In the next section, choose the registered random forest model, and perform a prediction with the PREDICT feature:
from synapse.ml.predict import MLFlowTransformer
model = MLFlowTransformer(
inputCols=list(X_test.columns),
outputCol='predictions',
modelName='machine_failure_model_rf',
modelVersion=1
)
With the MLFlowTransformer
object you created to load the model for inferencing, use the Transformer API to score the model on the test dataset:
predictions = model.transform(spark.createDataFrame(X_test))
predictions.show()
This table shows the output:
Type | Air_temperature_[K] | Process_temperature_[K] | Rotational_speed_[rpm] | Torque_[Nm] | Tool_wear_[min] | predictions |
---|---|---|---|---|---|---|
0 | 300.6 | 309.7 | 1639.0 | 30.4 | 121.0 | 0 |
0 | 303.9 | 313.0 | 1551.0 | 36.8 | 140.0 | 0 |
1 | 299.1 | 308.6 | 1491.0 | 38.5 | 166.0 | 0 |
0 | 300.9 | 312.1 | 1359.0 | 51.7 | 146.0 | 1 |
0 | 303.7 | 312.6 | 1621.0 | 38.8 | 182.0 | 0 |
0 | 299.0 | 310.3 | 1868.0 | 24.0 | 221.0 | 1 |
2 | 297.8 | 307.5 | 1631.0 | 31.3 | 124.0 | 0 |
0 | 297.5 | 308.2 | 1327.0 | 56.5 | 189.0 | 1 |
0 | 301.3 | 310.3 | 1460.0 | 41.5 | 197.0 | 0 |
2 | 297.6 | 309.0 | 1413.0 | 40.2 | 51.0 | 0 |
1 | 300.9 | 309.4 | 1724.0 | 25.6 | 119.0 | 0 |
0 | 303.3 | 311.3 | 1389.0 | 53.9 | 39.0 | 0 |
0 | 298.4 | 307.9 | 1981.0 | 23.2 | 16.0 | 0 |
0 | 299.3 | 308.8 | 1636.0 | 29.9 | 201.0 | 0 |
1 | 298.1 | 309.2 | 1460.0 | 45.8 | 80.0 | 0 |
0 | 300.0 | 309.5 | 1728.0 | 26.0 | 37.0 | 0 |
2 | 299.0 | 308.7 | 1940.0 | 19.9 | 98.0 | 0 |
0 | 302.2 | 310.8 | 1383.0 | 46.9 | 45.0 | 0 |
0 | 300.2 | 309.2 | 1431.0 | 51.3 | 57.0 | 0 |
0 | 299.6 | 310.2 | 1468.0 | 48.0 | 9.0 | 0 |
Save the data into the lakehouse. The data then becomes available for later uses - for example, a Power BI dashboard.

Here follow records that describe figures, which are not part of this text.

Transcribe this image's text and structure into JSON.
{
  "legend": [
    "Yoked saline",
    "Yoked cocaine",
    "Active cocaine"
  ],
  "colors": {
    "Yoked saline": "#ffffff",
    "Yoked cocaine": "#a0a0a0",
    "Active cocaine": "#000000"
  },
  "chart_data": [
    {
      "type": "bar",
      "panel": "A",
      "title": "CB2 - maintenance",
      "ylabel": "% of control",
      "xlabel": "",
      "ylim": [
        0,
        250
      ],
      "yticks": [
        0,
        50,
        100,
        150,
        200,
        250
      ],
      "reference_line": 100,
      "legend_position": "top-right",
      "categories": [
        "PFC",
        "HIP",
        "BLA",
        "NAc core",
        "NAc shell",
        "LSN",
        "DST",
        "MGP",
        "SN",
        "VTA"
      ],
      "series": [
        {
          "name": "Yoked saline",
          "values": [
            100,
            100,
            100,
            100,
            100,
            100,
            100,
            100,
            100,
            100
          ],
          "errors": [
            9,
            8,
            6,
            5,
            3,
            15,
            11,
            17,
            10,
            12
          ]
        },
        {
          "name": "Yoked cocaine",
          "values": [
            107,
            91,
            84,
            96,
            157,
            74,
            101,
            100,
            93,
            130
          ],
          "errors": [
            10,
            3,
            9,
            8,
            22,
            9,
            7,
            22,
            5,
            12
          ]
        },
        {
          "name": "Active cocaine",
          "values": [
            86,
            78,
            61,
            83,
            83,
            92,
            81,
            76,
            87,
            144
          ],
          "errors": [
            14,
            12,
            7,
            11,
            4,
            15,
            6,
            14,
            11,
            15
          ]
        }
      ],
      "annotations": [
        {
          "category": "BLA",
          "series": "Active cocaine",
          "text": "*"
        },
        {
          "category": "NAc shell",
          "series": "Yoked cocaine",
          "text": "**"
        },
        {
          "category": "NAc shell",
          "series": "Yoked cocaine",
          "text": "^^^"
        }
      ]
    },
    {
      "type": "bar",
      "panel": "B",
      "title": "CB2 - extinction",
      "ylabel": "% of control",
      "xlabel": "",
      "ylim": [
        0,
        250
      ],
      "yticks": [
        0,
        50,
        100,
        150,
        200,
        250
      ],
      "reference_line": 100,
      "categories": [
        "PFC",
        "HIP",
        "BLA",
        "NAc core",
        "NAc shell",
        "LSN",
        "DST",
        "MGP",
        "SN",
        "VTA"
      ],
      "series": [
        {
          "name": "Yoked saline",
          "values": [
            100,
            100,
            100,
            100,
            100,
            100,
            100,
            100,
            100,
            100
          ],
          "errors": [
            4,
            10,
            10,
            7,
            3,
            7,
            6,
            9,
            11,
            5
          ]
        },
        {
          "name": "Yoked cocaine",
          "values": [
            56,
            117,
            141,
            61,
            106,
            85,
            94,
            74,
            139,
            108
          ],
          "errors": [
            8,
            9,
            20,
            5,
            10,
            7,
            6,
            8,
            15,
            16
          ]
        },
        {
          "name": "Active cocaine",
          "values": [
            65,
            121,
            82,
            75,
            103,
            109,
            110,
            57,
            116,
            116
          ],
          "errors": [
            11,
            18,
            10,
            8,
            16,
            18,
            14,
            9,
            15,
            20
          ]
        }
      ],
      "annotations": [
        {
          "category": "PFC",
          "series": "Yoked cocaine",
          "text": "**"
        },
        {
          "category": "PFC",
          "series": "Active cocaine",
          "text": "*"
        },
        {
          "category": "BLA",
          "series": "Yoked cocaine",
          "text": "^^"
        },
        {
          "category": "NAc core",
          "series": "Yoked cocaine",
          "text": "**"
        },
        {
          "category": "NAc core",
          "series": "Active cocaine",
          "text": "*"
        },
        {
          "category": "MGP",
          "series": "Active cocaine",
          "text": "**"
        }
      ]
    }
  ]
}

# Save test data to the lakehouse for use in the next section.
table_name = "predictive_maintenance_test_with_predictions"
predictions.write.mode("overwrite").format("delta").save(f"Tables/{table_name}")
print(f"Spark DataFrame saved to delta table: {table_name}")
Step 6: View business intelligence via visualizations in Power BI
Show the results in an offline format, with a Power BI dashboard.
The dashboard shows that Tool_wear
and Torque
create a noticeable boundary between failed and unfailed cases, as expected from the earlier correlation analysis in step 2.